A day before the UK is to unveil new legislation on Northern Ireland, Irish Sinn Fein party leader Mary Lou McDonald said the changes would “undoubtedly” breach international law.
The British government has remained tight-lipped on the details of its plan. But Britain’s Northern Ireland Secretary Brandon Lewis told UK broadcaster Sky News the changes would be “lawful and correct”.
Northern Ireland Protocol – a source of contention
The legislation, which is due to come into force on Monday, will affect the existing Northern Ireland Protocol brokered by the EU and the government led by current Prime Minister Boris Johnson after Britain officially left the bloc in 2020. The agreement allows the Republic of Ireland to maintain a de facto open border with Northern Ireland, which is part of the United Kingdom. One of the provisions requires checks on goods from England, Scotland and Wales, to prevent them from entering the EU single market. London should scrap most checks.
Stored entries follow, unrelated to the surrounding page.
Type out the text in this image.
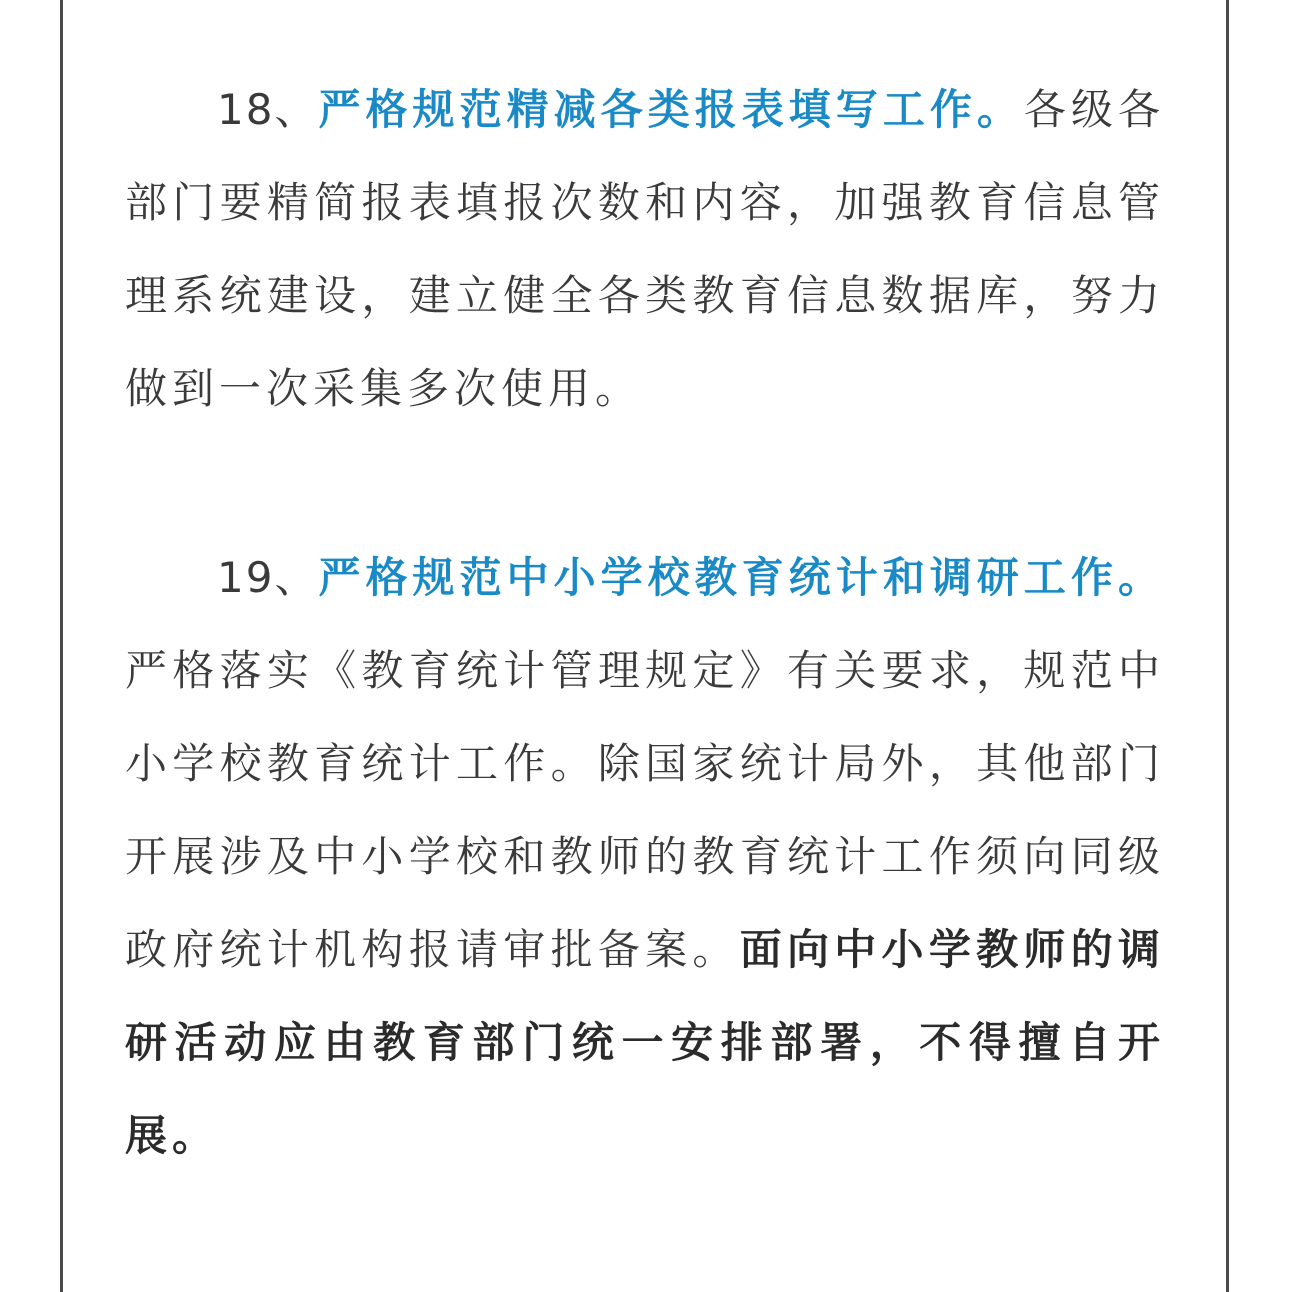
18、严格规范精减各类报表填写工作。各级各部门要精简报表填报次数和内容，加强教育信息管理系统建设，建立健全各类教育信息数据库，努力做到一次采集多次使用。

19、严格规范中小学校教育统计和调研工作。严格落实《教育统计管理规定》有关要求，规范中小学校教育统计工作。除国家统计局外，其他部门开展涉及中小学校和教师的教育统计工作须向同级政府统计机构报请审批备案。面向中小学教师的调研活动应由教育部门统一安排部署，不得擅自开展。
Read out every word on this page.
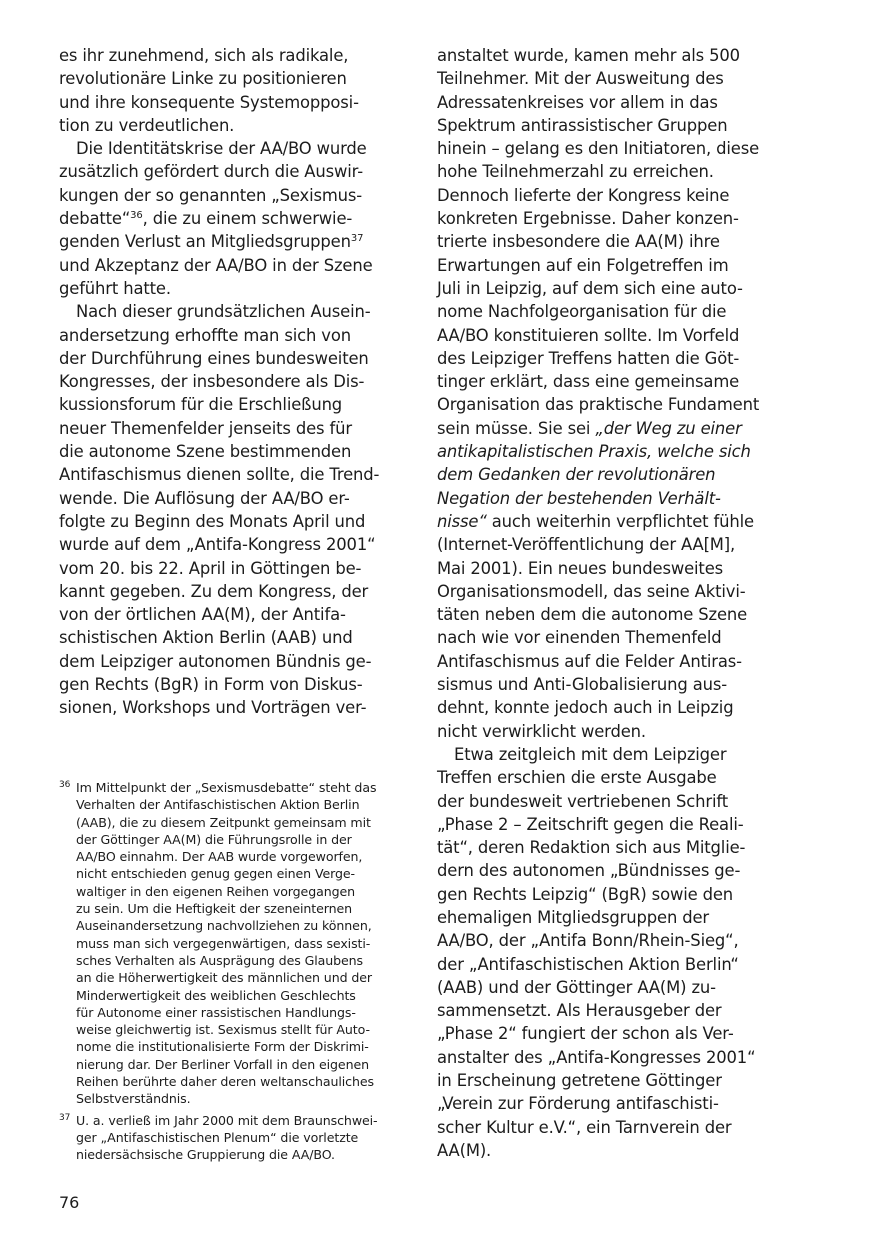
es ihr zunehmend, sich als radikale,
revolutionäre Linke zu positionieren
und ihre konsequente Systemopposi-
tion zu verdeutlichen.
Die Identitätskrise der AA/BO wurde
zusätzlich gefördert durch die Auswir-
kungen der so genannten „Sexismus-
debatte“$^{36}$, die zu einem schwerwie-
genden Verlust an Mitgliedsgruppen$^{37}$
und Akzeptanz der AA/BO in der Szene
geführt hatte.
Nach dieser grundsätzlichen Ausein-
andersetzung erhoffte man sich von
der Durchführung eines bundesweiten
Kongresses, der insbesondere als Dis-
kussionsforum für die Erschließung
neuer Themenfelder jenseits des für
die autonome Szene bestimmenden
Antifaschismus dienen sollte, die Trend-
wende. Die Auflösung der AA/BO er-
folgte zu Beginn des Monats April und
wurde auf dem „Antifa-Kongress 2001“
vom 20. bis 22. April in Göttingen be-
kannt gegeben. Zu dem Kongress, der
von der örtlichen AA(M), der Antifa-
schistischen Aktion Berlin (AAB) und
dem Leipziger autonomen Bündnis ge-
gen Rechts (BgR) in Form von Diskus-
sionen, Workshops und Vorträgen ver-
anstaltet wurde, kamen mehr als 500
Teilnehmer. Mit der Ausweitung des
Adressatenkreises vor allem in das
Spektrum antirassistischer Gruppen
hinein – gelang es den Initiatoren, diese
hohe Teilnehmerzahl zu erreichen.
Dennoch lieferte der Kongress keine
konkreten Ergebnisse. Daher konzen-
trierte insbesondere die AA(M) ihre
Erwartungen auf ein Folgetreffen im
Juli in Leipzig, auf dem sich eine auto-
nome Nachfolgeorganisation für die
AA/BO konstituieren sollte. Im Vorfeld
des Leipziger Treffens hatten die Göt-
tinger erklärt, dass eine gemeinsame
Organisation das praktische Fundament
sein müsse. Sie sei „der Weg zu einer
antikapitalistischen Praxis, welche sich
dem Gedanken der revolutionären
Negation der bestehenden Verhält-
nisse“ auch weiterhin verpflichtet fühle
(Internet-Veröffentlichung der AA[M],
Mai 2001). Ein neues bundesweites
Organisationsmodell, das seine Aktivi-
täten neben dem die autonome Szene
nach wie vor einenden Themenfeld
Antifaschismus auf die Felder Antiras-
sismus und Anti-Globalisierung aus-
dehnt, konnte jedoch auch in Leipzig
nicht verwirklicht werden.
Etwa zeitgleich mit dem Leipziger
Treffen erschien die erste Ausgabe
der bundesweit vertriebenen Schrift
„Phase 2 – Zeitschrift gegen die Reali-
tät“, deren Redaktion sich aus Mitglie-
dern des autonomen „Bündnisses ge-
gen Rechts Leipzig“ (BgR) sowie den
ehemaligen Mitgliedsgruppen der
AA/BO, der „Antifa Bonn/Rhein-Sieg“,
der „Antifaschistischen Aktion Berlin“
(AAB) und der Göttinger AA(M) zu-
sammensetzt. Als Herausgeber der
„Phase 2“ fungiert der schon als Ver-
anstalter des „Antifa-Kongresses 2001“
in Erscheinung getretene Göttinger
„Verein zur Förderung antifaschisti-
scher Kultur e.V.“, ein Tarnverein der
AA(M).
36 Im Mittelpunkt der „Sexismusdebatte“ steht das
Verhalten der Antifaschistischen Aktion Berlin
(AAB), die zu diesem Zeitpunkt gemeinsam mit
der Göttinger AA(M) die Führungsrolle in der
AA/BO einnahm. Der AAB wurde vorgeworfen,
nicht entschieden genug gegen einen Verge-
waltiger in den eigenen Reihen vorgegangen
zu sein. Um die Heftigkeit der szeneinternen
Auseinandersetzung nachvollziehen zu können,
muss man sich vergegenwärtigen, dass sexisti-
sches Verhalten als Ausprägung des Glaubens
an die Höherwertigkeit des männlichen und der
Minderwertigkeit des weiblichen Geschlechts
für Autonome einer rassistischen Handlungs-
weise gleichwertig ist. Sexismus stellt für Auto-
nome die institutionalisierte Form der Diskrimi-
nierung dar. Der Berliner Vorfall in den eigenen
Reihen berührte daher deren weltanschauliches
Selbstverständnis.
37 U. a. verließ im Jahr 2000 mit dem Braunschwei-
ger „Antifaschistischen Plenum“ die vorletzte
niedersächsische Gruppierung die AA/BO.
76
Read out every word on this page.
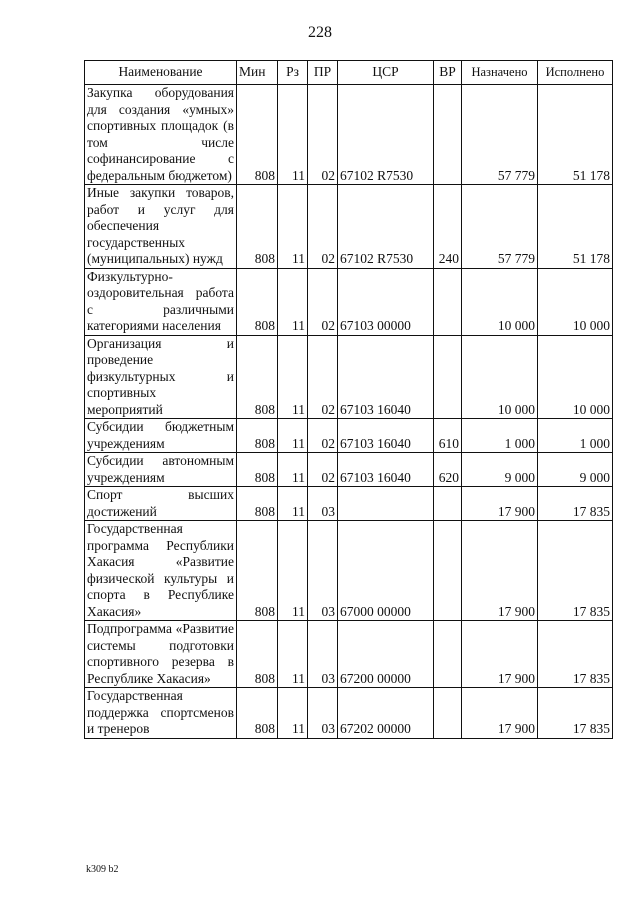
228
Наименование	Мин	Рз	ПР	ЦСР	ВР	Назначено	Исполнено
Закупка оборудования для создания «умных» спортивных площадок (в том числе софинансирование с федеральным бюджетом)	808	11	02	67102 R7530		57 779	51 178
Иные закупки товаров, работ и услуг для обеспечения государственных (муниципальных) нужд	808	11	02	67102 R7530	240	57 779	51 178
Физкультурно-оздоровительная работа с различными категориями населения	808	11	02	67103 00000		10 000	10 000
Организация и проведение физкультурных и спортивных мероприятий	808	11	02	67103 16040		10 000	10 000
Субсидии бюджетным учреждениям	808	11	02	67103 16040	610	1 000	1 000
Субсидии автономным учреждениям	808	11	02	67103 16040	620	9 000	9 000
Спорт высших достижений	808	11	03			17 900	17 835
Государственная программа Республики Хакасия «Развитие физической культуры и спорта в Республике Хакасия»	808	11	03	67000 00000		17 900	17 835
Подпрограмма «Развитие системы подготовки спортивного резерва в Республике Хакасия»	808	11	03	67200 00000		17 900	17 835
Государственная поддержка спортсменов и тренеров	808	11	03	67202 00000		17 900	17 835
k309 b2
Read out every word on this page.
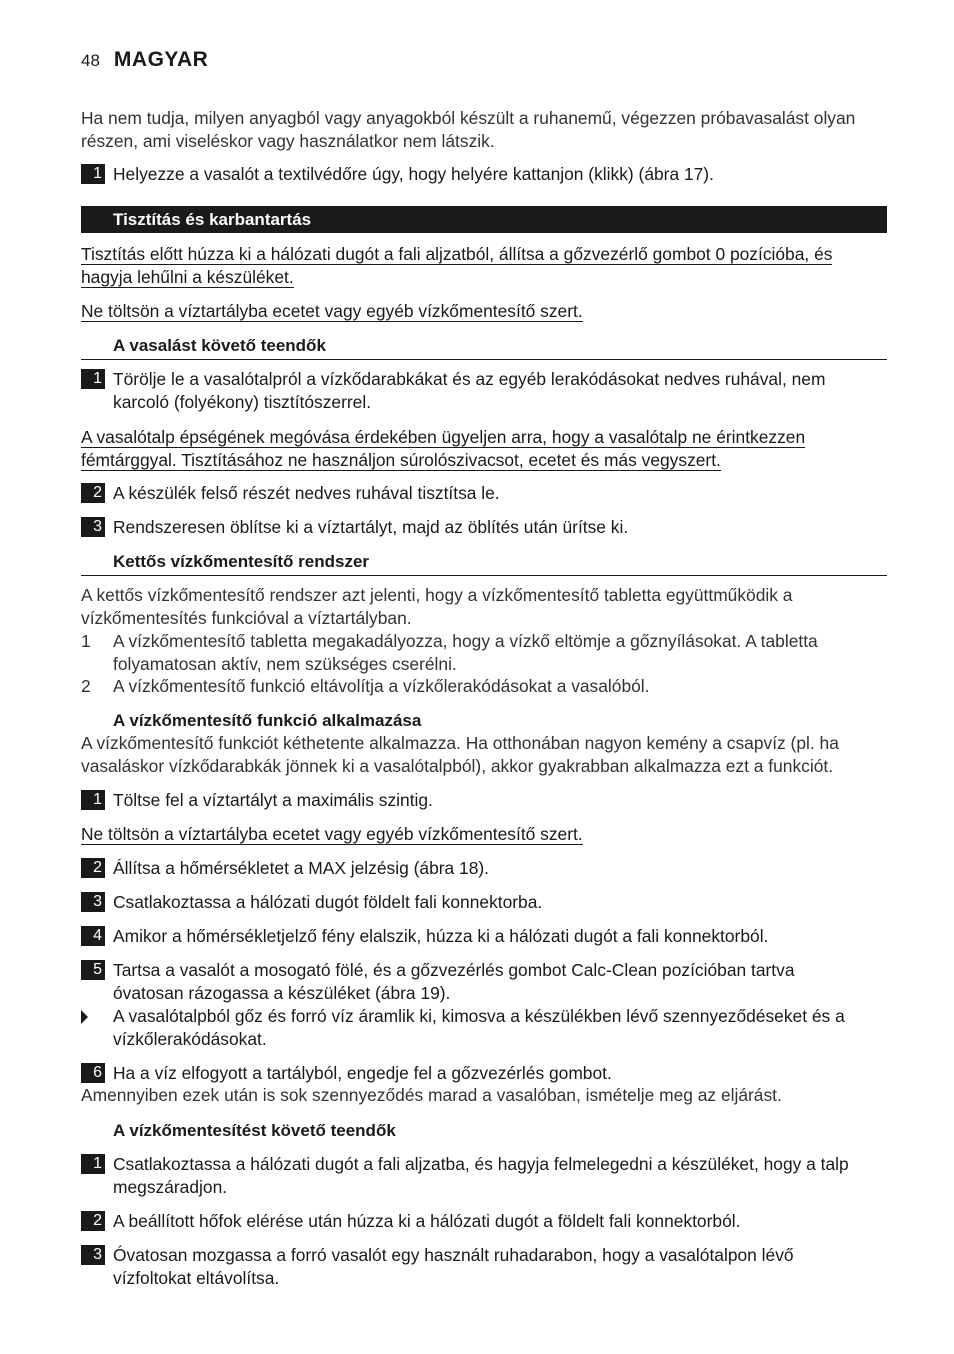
48 MAGYAR
Ha nem tudja, milyen anyagból vagy anyagokból készült a ruhanemű, végezzen próbavasalást olyan
részen, ami viseléskor vagy használatkor nem látszik.
1 Helyezze a vasalót a textilvédőre úgy, hogy helyére kattanjon (klikk) (ábra 17).
Tisztítás és karbantartás
Tisztítás előtt húzza ki a hálózati dugót a fali aljzatból, állítsa a gőzvezérlő gombot 0 pozícióba, és
hagyja lehűlni a készüléket.
Ne töltsön a víztartályba ecetet vagy egyéb vízkőmentesítő szert.
A vasalást követő teendők
1 Törölje le a vasalótalpról a vízkődarabkákat és az egyéb lerakódásokat nedves ruhával, nem
karcoló (folyékony) tisztítószerrel.
A vasalótalp épségének megóvása érdekében ügyeljen arra, hogy a vasalótalp ne érintkezzen
fémtárggyal. Tisztításához ne használjon súrolószivacsot, ecetet és más vegyszert.
2 A készülék felső részét nedves ruhával tisztítsa le.
3 Rendszeresen öblítse ki a víztartályt, majd az öblítés után ürítse ki.
Kettős vízkőmentesítő rendszer
A kettős vízkőmentesítő rendszer azt jelenti, hogy a vízkőmentesítő tabletta együttműködik a
vízkőmentesítés funkcióval a víztartályban.
1 A vízkőmentesítő tabletta megakadályozza, hogy a vízkő eltömje a gőznyílásokat. A tabletta
folyamatosan aktív, nem szükséges cserélni.
2 A vízkőmentesítő funkció eltávolítja a vízkőlerakódásokat a vasalóból.
A vízkőmentesítő funkció alkalmazása
A vízkőmentesítő funkciót kéthetente alkalmazza. Ha otthonában nagyon kemény a csapvíz (pl. ha
vasaláskor vízkődarabkák jönnek ki a vasalótalpból), akkor gyakrabban alkalmazza ezt a funkciót.
1 Töltse fel a víztartályt a maximális szintig.
Ne töltsön a víztartályba ecetet vagy egyéb vízkőmentesítő szert.
2 Állítsa a hőmérsékletet a MAX jelzésig (ábra 18).
3 Csatlakoztassa a hálózati dugót földelt fali konnektorba.
4 Amikor a hőmérsékletjelző fény elalszik, húzza ki a hálózati dugót a fali konnektorból.
5 Tartsa a vasalót a mosogató fölé, és a gőzvezérlés gombot Calc-Clean pozícióban tartva
óvatosan rázogassa a készüléket (ábra 19).
A vasalótalpból gőz és forró víz áramlik ki, kimosva a készülékben lévő szennyeződéseket és a
vízkőlerakódásokat.
6 Ha a víz elfogyott a tartályból, engedje fel a gőzvezérlés gombot.
Amennyiben ezek után is sok szennyeződés marad a vasalóban, ismételje meg az eljárást.
A vízkőmentesítést követő teendők
1 Csatlakoztassa a hálózati dugót a fali aljzatba, és hagyja felmelegedni a készüléket, hogy a talp
megszáradjon.
2 A beállított hőfok elérése után húzza ki a hálózati dugót a földelt fali konnektorból.
3 Óvatosan mozgassa a forró vasalót egy használt ruhadarabon, hogy a vasalótalpon lévő
vízfoltokat eltávolítsa.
UK Representative Lewis said changes were needed because the protocol disrupted people’s lives, hampered government institutions and “fundamentally undermined” the 1998 Good Friday Agreement which ended violence between Irish nationalists and Irish nationalists. British loyalists.
Johnson’s government ‘refused to commit’
Sinn Fein leader Mary Lou McDonald said the protocol was working and London could work with Dublin and the EU instead of making unilateral changes.
She also said Boris Johnson’s cabinet ‘refused to commit’.
“He has not been constructive, he has sought a destructive course and is now proposing to introduce legislation which will undoubtedly violate international law,” she told Sky News.
McDonald also accused the British prime minister of using Northern Ireland to bolster his position after facing a vote of confidence on Monday.
The EU has pledged to react strongly if the UK decides to change trade rules.
The latest escalation comes after Sinn Fein secured a historic victory in Northern Ireland last month. For the first time, the Irish Nationalist Party controls a plurality of seats in the Northern Ireland Assembly, winning 29% of the vote against 21.3% won by its main rival, the loyalist DUP.